Y aunque tenía claro el mapa turístico de mi ciudad no podía desentonar como buen colombiano en dar afecto por medio de la comida. Me dije a mí mismo:

– Si estos cuates están acostumbrados a meter tacos picantes y bajarlos con tequila, ¿qué daño les va a hacer una inocente bandeja paisa con jugo de guanabana?

– ¿Qué daño les puede hacer una picada de morcilla, bofe, hígado, jeta y todos los derivados del cerdo con un refajo o un aguardiente con limón para cortar la grasa?

-¿Qué pesado les puede caer unas marranitas de entrada (bola de plátano que lleva en su interior chicharroncitos fritos), una chuleta valluna y un champús (bebida de maíz peto con lulo) al final de la faena gastronómica?

– ¿Qué tan grave puede llegar a ser un cabrito al horno con pepitoria (arroz con sangre e intestinos del cabrito) acompañada de arepa santandereana?

Afortunadamente para ellos no conseguí Cuy (un roedor gigante que se acompaña de ají de maní, papa y yuca) en Bogotá, un plato autóctono de la región nariñense al sur de mi país; lo que les di fue suficiente para que el exceso de comida les pasara factura y no pudieran salir del hotel durante un día entero por temor a estar lejos de un sanitario. Eso sin contar el petaco de cerveza que se tomaron mientras les enseñaba a jugar tejo, las dos botellas de aguardiente en La Calera, el canelazo en Monserrate y la chicha que probaron en la plaza de La Perseverancia que creo que finalmente fue lo que desató el malestar estomacal. Debo decir a mi favor que yo les advertí que era una bebida fermentada de maíz y no les pareció grave pues ellos son descendientes de los mayas que todo lo preparaban a base de ese ingrediente. Ni hablar de postres como cuajada con melao, fresas con crema, merengón, borracho e islas flotantes. De todo eso probaron sin oponer resistencia.

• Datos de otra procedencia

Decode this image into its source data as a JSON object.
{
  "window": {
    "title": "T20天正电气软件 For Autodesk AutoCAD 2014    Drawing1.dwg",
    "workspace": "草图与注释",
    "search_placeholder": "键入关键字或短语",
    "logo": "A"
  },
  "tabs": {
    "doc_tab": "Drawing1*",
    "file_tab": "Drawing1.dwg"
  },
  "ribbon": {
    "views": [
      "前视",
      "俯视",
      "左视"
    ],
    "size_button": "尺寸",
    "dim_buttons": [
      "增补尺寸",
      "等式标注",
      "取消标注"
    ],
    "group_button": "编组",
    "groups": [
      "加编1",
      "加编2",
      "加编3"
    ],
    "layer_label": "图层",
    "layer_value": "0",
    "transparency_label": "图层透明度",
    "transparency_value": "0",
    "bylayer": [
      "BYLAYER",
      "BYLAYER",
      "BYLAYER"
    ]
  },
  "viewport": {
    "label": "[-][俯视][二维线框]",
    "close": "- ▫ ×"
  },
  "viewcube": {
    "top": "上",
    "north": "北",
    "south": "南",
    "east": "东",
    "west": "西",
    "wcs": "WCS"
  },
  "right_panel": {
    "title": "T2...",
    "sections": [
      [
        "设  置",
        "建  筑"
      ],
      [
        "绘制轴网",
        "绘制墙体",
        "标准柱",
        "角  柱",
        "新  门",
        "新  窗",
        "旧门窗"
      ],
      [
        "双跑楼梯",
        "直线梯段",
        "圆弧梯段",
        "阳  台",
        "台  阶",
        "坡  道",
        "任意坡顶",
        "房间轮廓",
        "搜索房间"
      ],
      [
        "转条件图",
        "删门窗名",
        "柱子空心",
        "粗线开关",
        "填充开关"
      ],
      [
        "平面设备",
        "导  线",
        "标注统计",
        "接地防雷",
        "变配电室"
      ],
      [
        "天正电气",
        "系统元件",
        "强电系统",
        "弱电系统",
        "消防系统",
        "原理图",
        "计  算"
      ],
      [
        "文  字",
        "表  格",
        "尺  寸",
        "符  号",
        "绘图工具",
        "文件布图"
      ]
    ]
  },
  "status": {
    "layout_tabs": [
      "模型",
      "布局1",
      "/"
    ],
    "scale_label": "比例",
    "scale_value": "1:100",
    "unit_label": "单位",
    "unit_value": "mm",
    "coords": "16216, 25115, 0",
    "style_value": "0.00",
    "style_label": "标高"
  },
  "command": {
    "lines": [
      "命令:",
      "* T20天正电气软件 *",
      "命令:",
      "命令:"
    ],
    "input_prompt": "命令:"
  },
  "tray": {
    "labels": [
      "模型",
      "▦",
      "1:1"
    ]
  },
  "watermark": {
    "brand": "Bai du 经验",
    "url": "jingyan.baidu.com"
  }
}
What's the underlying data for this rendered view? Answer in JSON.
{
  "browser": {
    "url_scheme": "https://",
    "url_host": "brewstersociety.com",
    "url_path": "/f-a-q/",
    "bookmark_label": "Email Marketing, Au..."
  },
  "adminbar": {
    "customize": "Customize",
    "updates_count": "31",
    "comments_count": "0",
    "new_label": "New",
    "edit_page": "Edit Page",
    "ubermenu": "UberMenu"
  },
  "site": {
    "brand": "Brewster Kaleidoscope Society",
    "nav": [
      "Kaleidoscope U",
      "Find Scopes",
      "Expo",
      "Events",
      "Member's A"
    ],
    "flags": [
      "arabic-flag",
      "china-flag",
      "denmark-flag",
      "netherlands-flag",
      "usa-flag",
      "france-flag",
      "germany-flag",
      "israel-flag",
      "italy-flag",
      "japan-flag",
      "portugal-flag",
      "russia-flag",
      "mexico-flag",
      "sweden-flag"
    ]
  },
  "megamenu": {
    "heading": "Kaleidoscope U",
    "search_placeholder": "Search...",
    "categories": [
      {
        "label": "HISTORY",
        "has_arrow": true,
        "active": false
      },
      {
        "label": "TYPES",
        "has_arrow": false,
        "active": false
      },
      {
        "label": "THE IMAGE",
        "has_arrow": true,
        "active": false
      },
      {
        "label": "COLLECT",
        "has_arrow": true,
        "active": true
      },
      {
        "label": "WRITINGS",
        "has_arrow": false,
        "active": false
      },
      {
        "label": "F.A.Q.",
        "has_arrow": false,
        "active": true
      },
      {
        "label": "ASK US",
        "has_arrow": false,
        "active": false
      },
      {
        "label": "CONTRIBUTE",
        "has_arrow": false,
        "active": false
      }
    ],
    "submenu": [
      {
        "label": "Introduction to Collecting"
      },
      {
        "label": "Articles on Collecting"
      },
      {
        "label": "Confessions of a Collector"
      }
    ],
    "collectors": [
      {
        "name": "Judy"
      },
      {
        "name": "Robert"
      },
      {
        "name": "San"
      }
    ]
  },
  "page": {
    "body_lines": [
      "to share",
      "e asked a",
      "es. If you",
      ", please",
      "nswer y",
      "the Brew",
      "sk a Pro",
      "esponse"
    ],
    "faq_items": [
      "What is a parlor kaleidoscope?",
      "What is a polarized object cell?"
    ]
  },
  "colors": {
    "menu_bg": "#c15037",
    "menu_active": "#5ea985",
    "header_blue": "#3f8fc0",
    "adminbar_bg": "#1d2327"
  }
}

En todo caso mis ilustres visitantes mexicanos quedaron encantados de conocer maravillas como la Catedral de sal de Zipaquirá, recorrieron el mercado de las pulgas con el lomotil y la botella de agua en la mano por si las moscas, visitaron Maloka, el barrio La Candelaria, se tomaron fotos en el Chorro de Quevedo, estuvieron en el mirador en la Calera en donde les conté que en el pasado las parejas de novios para ahorrarse lo del motel empañaban los vidrios del carro mientras se fundían en efímeras faenas sexuales y estuvieron en el último piso de la torre Colpatria donde se parecía la inmensidad de mi ciudad.

De camino al aeropuerto cuando ya se disponían a tomar el vuelo de regreso a su país me agradecieron la hospitalidad y muy amablemente me dijeron que las puertas de sus casas estarían abiertas por si quería conocer ese maravilloso país.

Allá jugarás de visitante y te embutiremos torta ahogada, todo el tequila que te imagines, tacos, las tortas de jamón que comía el chavo para que las bajes con aguas frescas de jamaica, limón y tamarindo. Pero que nos desquitamos eso no lo dudes, ¡te lo prometemos escuincle! exclamaron en medio de las carcajadas.